How do you envisage the field of bioanalysis evolving in the future?

I anticipate that quantitation of RNA or protein levels in biological samples as a means of diagnosing a disease or developing a treatment strategy will be greatly enhanced by including quantitation of enzymatic activity, particularly of proteases. In our experience, the most abundant proteases secreted from cancer cells do not necessarily produce the most abundant activity. In fact, we have shown that the dominant proteolytic activity in pancreatic cancer secretions is due to Cathepsin E, the fifth most abundant protease in the secretome. In the absence of an activity-based assay, this enzyme would be readily overlooked as a marker for pancreatic cancer. In addition, we have observed that aggressive and non-aggressive breast cancer cell lines have very different proteolytic signatures however the protein levels of each protease as assessed by proteomics are largely the same. The difference in activity is due to the ratio between proteases and inhibitor. The aggressive cell lines produce less protease inhibitors relative to the non-aggressive cell line and therefore the proteolytic activity is greatly amplified.

Please list 5 of your recent publications, and select one that best highlights your career to date in the field of bioanalysis.

O’Donoghue AJ, Eroy-Reveles AA, Knudsen GM et al. Global identification of peptidase specificity by multiplex substrate profiling. Nat. Methods. 9(11), 1095–1100 (2012).

Sojka D, Franta Z, Frantová H et al. Characterization of gut-associated cathepsin D hemoglobinase from tick Ixodes ricinus (IrCD1). J Biol. Chem. 287(25), 21152–21163 (2012).

Jäger S, Cimermancic P, Gulbahce N et al. Global landscape of HIV-human protein complexes. Nature. 481(7381), 365–370,(2012).

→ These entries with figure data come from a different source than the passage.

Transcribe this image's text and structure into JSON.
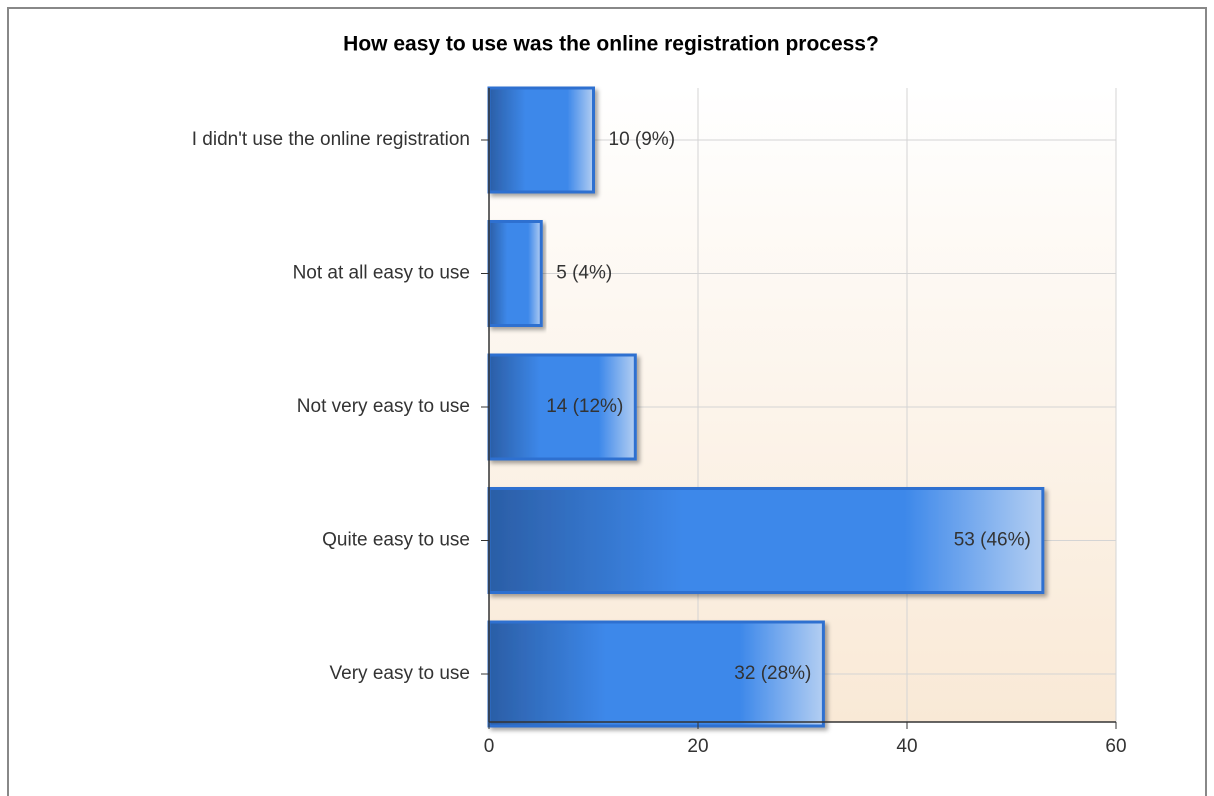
{
  "chart_data": {
    "type": "barh",
    "title": "How easy to use was the online registration process?",
    "categories": [
      "I didn't use the online registration",
      "Not at all easy to use",
      "Not very easy to use",
      "Quite easy to use",
      "Very easy to use"
    ],
    "values": [
      10,
      5,
      14,
      53,
      32
    ],
    "value_labels": [
      "10 (9%)",
      "5 (4%)",
      "14 (12%)",
      "53 (46%)",
      "32 (28%)"
    ],
    "color": "#3d88ea",
    "xlim": [
      0,
      60
    ],
    "xticks": [
      0,
      20,
      40,
      60
    ],
    "grid": true
  }
}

Mahon CS, O’Donoghue AJ, Goetz DH, Murray PG, Craik CS, Tuohy MG. Characterization of a multimeric, eukaryotic prolyl aminopeptidase: an inducible and highly specific intracellular peptidase from the non-pathogenic fungus Talaromyces emersonii. Microbiology. 155, 3673–3682 (2009).

O’Donoghue AJ, Mahon CS, Goetz DH et al. Inhibition of a secreted glutamic peptidase prevents growth of the fungus Talaromyces emersonii. J Biol. Chem. 283(43), 29186–29195 (2008).